Computational Neuroscience Seminar - LCN
23.10.09 Friday, 12h15,
BC 01
Nicolas Marcille, Laboratory for Computational Neuroscience, EPFL
Modeling feature-integration in human vision with drift diffusion models
Abstract:
The world surrounding us is inherently noisy and so is the input into
the visual system. Hence, the visual system is constantly involved in
a perceptual decision making process. It has to decide, what the most
likely event was, that caused the input. The reaction times of such
perceptual decisions are generally modeled by drift diffusion models,
in which sensory input is accumulated across time until a threshold
is reached and thereby a decision is taken.

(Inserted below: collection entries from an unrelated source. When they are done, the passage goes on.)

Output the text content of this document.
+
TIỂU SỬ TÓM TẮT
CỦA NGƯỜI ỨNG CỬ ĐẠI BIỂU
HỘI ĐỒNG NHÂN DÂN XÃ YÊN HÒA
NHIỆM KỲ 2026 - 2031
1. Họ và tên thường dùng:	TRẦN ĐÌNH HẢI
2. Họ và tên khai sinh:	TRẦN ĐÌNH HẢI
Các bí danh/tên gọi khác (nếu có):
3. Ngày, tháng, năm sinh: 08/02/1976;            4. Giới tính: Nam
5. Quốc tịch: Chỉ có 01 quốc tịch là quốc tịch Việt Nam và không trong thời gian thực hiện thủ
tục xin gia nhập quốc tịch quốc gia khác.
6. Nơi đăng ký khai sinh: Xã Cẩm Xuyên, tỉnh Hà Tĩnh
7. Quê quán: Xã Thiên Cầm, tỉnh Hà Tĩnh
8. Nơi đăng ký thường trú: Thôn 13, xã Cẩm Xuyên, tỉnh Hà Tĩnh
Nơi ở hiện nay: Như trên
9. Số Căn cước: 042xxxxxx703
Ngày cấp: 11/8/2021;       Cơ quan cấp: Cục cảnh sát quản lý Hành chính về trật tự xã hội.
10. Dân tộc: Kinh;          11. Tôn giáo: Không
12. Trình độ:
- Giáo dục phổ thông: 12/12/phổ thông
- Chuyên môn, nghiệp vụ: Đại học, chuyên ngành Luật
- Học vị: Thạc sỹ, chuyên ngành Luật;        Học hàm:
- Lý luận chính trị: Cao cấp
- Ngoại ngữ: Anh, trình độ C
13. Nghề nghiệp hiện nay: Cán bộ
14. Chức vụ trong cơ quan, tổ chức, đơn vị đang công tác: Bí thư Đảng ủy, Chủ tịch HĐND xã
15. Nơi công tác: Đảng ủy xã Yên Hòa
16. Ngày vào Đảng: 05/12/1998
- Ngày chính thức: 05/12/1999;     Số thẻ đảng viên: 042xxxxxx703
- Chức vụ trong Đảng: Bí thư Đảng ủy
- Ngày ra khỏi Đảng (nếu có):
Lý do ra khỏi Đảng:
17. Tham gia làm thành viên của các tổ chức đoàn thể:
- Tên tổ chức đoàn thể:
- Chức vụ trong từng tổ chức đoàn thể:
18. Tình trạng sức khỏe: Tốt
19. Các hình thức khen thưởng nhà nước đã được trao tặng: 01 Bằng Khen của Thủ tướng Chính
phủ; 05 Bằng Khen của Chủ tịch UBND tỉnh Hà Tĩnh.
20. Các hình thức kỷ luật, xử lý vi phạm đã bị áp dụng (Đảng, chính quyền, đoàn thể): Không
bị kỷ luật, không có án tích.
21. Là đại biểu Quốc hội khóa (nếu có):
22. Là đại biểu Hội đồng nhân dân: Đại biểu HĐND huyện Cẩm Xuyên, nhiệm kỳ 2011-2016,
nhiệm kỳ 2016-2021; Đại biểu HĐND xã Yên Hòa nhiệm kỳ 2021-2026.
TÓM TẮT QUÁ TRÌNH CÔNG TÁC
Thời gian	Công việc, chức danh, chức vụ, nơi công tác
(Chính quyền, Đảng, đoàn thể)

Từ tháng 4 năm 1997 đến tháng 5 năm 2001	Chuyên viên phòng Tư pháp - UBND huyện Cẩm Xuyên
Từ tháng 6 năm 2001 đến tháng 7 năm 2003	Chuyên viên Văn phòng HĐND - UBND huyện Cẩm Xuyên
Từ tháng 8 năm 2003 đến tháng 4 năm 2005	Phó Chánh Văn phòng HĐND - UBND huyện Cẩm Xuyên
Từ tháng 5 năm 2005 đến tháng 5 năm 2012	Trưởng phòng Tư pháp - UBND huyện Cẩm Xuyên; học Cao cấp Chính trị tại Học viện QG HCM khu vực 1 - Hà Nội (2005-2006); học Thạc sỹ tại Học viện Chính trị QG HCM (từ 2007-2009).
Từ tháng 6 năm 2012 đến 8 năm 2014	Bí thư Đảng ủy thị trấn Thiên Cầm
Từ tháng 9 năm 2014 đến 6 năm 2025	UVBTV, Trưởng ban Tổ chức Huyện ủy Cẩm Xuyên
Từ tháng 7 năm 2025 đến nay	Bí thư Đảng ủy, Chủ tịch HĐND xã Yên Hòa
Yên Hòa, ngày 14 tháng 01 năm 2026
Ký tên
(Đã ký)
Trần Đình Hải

Most studies in this
field have used a constant sensory input and a constant drift value
of the diffusion process. Using such constant input designs, the
possibilities to investigate the relationship between sensory input
and the diffusion's drift are thus very limited.
Here we use a feature fusion paradigm, to investigate how time
varying input is accumulated in integration models. In feature
fusion, features of stimuli, presented in rapid succession, fuse into
one percept. E.g. a yellow disk is perceived, when a red disk is
followed by a green disk. By using such time varying input we show
that the integration is not driven by the input
directly but by the output of a preliminary sensory integration process.